As the southwest monsoon progresses, the deprived fishers are pinning hopes on Chakara that they expect in coming days. Hinting at a good season, a shoal of prawns surfaced on the Chellanam beach the other day.

The phenomenon used to appear in Alappuzha when Kuttanad remain submerged in floodwater, which has already happened.

The flow of water underground from Vembanad Lake will help mud bank formation in the sea.

Chakara hit last year, after several years of meaningless wait, in Punnapra, though in a limited scale.

Fishers attribute it to factors like dwindling fish wealth and climate change.

Gangadharan, 66, of Purakkad, who has seen four decades of deep sea fishing, recalls how his birthplace catapulted to fame as a centre of Chaakara.
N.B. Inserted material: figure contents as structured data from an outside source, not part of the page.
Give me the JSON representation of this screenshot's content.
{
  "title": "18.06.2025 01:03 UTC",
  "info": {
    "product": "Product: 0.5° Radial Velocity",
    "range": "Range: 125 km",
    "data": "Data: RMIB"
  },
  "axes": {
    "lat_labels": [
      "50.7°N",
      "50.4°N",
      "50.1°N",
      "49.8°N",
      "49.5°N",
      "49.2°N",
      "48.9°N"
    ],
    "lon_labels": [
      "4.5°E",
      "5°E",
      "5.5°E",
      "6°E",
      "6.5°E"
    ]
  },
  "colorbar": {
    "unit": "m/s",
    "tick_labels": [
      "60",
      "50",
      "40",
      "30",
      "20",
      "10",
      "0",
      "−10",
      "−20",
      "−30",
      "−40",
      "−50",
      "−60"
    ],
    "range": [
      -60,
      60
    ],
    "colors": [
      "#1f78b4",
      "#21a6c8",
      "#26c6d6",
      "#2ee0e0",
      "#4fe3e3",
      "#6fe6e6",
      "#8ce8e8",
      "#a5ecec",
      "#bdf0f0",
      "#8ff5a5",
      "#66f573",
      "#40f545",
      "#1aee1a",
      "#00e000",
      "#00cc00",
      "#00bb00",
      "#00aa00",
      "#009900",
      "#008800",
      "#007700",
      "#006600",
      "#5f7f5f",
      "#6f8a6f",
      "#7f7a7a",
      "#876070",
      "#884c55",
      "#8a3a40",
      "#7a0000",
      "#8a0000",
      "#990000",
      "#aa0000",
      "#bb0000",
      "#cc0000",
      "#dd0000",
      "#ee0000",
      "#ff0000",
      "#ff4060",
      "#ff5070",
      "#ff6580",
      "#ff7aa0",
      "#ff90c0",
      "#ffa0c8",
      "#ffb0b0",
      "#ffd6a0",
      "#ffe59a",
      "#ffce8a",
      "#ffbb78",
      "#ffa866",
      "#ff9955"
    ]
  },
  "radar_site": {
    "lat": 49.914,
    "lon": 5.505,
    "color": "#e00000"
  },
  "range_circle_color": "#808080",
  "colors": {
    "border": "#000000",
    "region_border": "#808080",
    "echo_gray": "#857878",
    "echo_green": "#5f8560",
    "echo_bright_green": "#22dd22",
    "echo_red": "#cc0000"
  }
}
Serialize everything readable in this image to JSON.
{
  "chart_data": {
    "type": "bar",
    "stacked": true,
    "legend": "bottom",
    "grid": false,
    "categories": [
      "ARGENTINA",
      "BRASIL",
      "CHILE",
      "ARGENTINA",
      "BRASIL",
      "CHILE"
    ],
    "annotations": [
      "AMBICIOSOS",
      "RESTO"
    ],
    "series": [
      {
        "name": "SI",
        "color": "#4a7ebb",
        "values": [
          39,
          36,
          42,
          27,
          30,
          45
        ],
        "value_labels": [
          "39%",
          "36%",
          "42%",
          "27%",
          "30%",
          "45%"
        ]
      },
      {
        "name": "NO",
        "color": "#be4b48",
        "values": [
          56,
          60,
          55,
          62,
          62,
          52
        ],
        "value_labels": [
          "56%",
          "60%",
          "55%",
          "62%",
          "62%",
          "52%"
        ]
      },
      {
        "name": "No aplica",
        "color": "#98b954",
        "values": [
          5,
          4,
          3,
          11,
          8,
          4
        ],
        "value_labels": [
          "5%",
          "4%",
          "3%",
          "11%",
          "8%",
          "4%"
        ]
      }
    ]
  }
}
In the 60s and 70s, he says, the sea usually creates mud bank during the monsoon, attracting fishers across the district to celebrate Chaakara.

But the fishing with doll nets has turned it a graveyard of juvenile fishes.

"This is too prevents Chaakara," he says.

The process of convergence of minerals-rich mud used to be activated by energetic waves of sea resulting in the formation of mud banks.

The higher quantity of Nitrate and Phosphate enhance the primary production of phytoplankton and zooplankton, which attracts plankton-feeding small fishes.

The large fishes that feed on them flocks here in search of food.